What was the air temperature along the flightpath? If you were going along and you went from a cold patch to a warm patch, there's a chance that vaporized hydrocarbon could have condensed on the chilled airframe. Similar to water vapor on the coils of an air conditioner. I've never heard of it happening, but then again, there's never been nearly this amount of vaporized hydrocarbon in the air. It's the most plausible explanation I can come up with.

Also, it's relatively rare, but hydrocarbon can dissolve in water, but only in quantities of ~20 ppm.

Anonymous said...

thanks clay for some engineering sanity.

i think there might be some petroleum in my shingles.

there was record heat and many day of no rain.

ashe your word verification is siber.

w.t.f.? : )


gya, aka, rickngentilly.

Anonymous said...

thanks, clay.

Mantan Calaveras said...

Possibly it's this?

http://news.yahoo.com/s/ynews_excl/ynews_excl_sc3270

"Some of the oil evaporates," explains Edward Bouwer, professor of environmental engineering at Johns Hopkins University. That’s especially true for the more toxic components of oil, which tend to be very volatile, he says. Jeffrey W. Short, a scientist with the environmental group Oceana, told the New York Times that as much as 40 percent of the oil might have evaporated when it reached the surface. High winds from two recent storms may have speeded the evaporation process."

Unknown said...

I wonder if they can find a lab that will test a sample. It's certainly worth looking into.

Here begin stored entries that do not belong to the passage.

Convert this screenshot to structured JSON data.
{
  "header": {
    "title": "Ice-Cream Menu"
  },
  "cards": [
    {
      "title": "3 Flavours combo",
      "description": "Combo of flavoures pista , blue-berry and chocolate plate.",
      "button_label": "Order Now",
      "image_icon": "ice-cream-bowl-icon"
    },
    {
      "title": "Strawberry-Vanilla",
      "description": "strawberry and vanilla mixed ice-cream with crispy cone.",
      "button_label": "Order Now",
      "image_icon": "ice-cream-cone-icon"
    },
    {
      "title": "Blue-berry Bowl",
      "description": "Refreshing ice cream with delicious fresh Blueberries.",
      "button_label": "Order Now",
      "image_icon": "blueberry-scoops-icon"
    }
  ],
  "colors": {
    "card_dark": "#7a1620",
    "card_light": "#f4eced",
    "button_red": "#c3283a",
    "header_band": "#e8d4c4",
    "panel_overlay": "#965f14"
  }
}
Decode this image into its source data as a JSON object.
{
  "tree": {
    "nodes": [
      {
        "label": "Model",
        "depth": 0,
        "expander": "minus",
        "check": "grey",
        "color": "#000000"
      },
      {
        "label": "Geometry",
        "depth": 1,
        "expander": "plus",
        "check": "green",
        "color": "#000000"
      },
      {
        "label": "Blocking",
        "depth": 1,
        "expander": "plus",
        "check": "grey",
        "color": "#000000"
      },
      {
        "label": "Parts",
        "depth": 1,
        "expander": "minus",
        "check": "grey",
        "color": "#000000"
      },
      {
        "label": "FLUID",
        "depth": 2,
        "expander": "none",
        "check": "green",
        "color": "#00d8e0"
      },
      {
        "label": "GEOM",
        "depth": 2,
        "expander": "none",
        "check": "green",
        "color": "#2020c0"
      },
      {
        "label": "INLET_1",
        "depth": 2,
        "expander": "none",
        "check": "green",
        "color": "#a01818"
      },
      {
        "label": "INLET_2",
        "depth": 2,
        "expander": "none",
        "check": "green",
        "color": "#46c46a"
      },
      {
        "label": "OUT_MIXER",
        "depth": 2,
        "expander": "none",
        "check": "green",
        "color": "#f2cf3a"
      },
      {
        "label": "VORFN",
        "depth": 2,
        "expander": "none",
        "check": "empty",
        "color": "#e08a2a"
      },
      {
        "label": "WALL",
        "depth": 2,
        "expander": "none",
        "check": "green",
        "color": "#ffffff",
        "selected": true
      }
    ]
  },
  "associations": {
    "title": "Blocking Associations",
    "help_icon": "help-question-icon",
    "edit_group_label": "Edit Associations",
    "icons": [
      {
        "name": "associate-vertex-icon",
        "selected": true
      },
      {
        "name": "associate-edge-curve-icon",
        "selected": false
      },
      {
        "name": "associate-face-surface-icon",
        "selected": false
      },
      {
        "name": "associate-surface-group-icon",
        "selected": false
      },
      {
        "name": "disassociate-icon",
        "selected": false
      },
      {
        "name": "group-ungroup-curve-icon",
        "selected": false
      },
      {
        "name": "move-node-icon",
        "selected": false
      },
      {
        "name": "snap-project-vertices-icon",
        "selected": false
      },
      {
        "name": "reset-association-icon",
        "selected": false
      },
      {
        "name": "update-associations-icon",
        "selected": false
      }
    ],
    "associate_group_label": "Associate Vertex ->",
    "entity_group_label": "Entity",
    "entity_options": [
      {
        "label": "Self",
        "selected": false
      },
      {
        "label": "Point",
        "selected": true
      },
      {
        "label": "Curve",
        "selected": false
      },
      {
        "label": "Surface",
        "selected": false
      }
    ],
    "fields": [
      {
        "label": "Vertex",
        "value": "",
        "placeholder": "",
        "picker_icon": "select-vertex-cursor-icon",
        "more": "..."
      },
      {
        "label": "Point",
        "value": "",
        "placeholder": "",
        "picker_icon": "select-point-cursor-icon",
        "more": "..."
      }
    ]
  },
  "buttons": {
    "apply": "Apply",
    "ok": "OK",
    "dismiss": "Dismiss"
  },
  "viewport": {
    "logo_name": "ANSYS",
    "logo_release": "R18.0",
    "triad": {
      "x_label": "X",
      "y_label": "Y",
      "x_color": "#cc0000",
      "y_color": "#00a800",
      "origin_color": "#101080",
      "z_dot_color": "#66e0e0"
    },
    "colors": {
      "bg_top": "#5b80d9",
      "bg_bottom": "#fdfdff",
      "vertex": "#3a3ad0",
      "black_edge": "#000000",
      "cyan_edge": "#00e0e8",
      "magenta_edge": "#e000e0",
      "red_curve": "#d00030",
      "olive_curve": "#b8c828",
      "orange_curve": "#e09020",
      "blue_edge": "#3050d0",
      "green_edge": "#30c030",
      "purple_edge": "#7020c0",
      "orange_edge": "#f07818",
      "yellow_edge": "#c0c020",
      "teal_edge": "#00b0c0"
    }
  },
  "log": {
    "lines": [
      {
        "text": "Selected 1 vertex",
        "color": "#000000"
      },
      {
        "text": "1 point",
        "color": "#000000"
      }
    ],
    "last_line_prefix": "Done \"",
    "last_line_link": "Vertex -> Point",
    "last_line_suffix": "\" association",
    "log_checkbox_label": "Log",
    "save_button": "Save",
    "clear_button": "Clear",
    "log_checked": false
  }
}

If that is petro contamination then the workers below will likely need better protection. When the ROVs surface, you never see ship personnel wearing respirators or masks. Not even when the gusher was going full blast.

In regards to Anon's comment about a sheen on rainwater:

Bacteria can also leave a rainbow sheen. From what I've gathered on the net, a bacterial sheen will readily break up when disturbed and an oil sheen will swirl rather than break up.

Clay said...

If you collected a sample, put it under a blacklight (a real one, not a crappy incandescent bulb with a filter). If it fluoresces, it could be raw crude oil.

Another thing to check out: get a sample of the engine oil used. If it doesn't flouresce, then that's another pointer towards Macondo crude because most refined crudes don't. If it does flouresce, it's the additives in the motor oil that help with lubricity, etc. The source of the coating on the wing strut could be a leaking engine.

Just throw out a couple of tests to narrow things down instead of leaving things just hanging out there.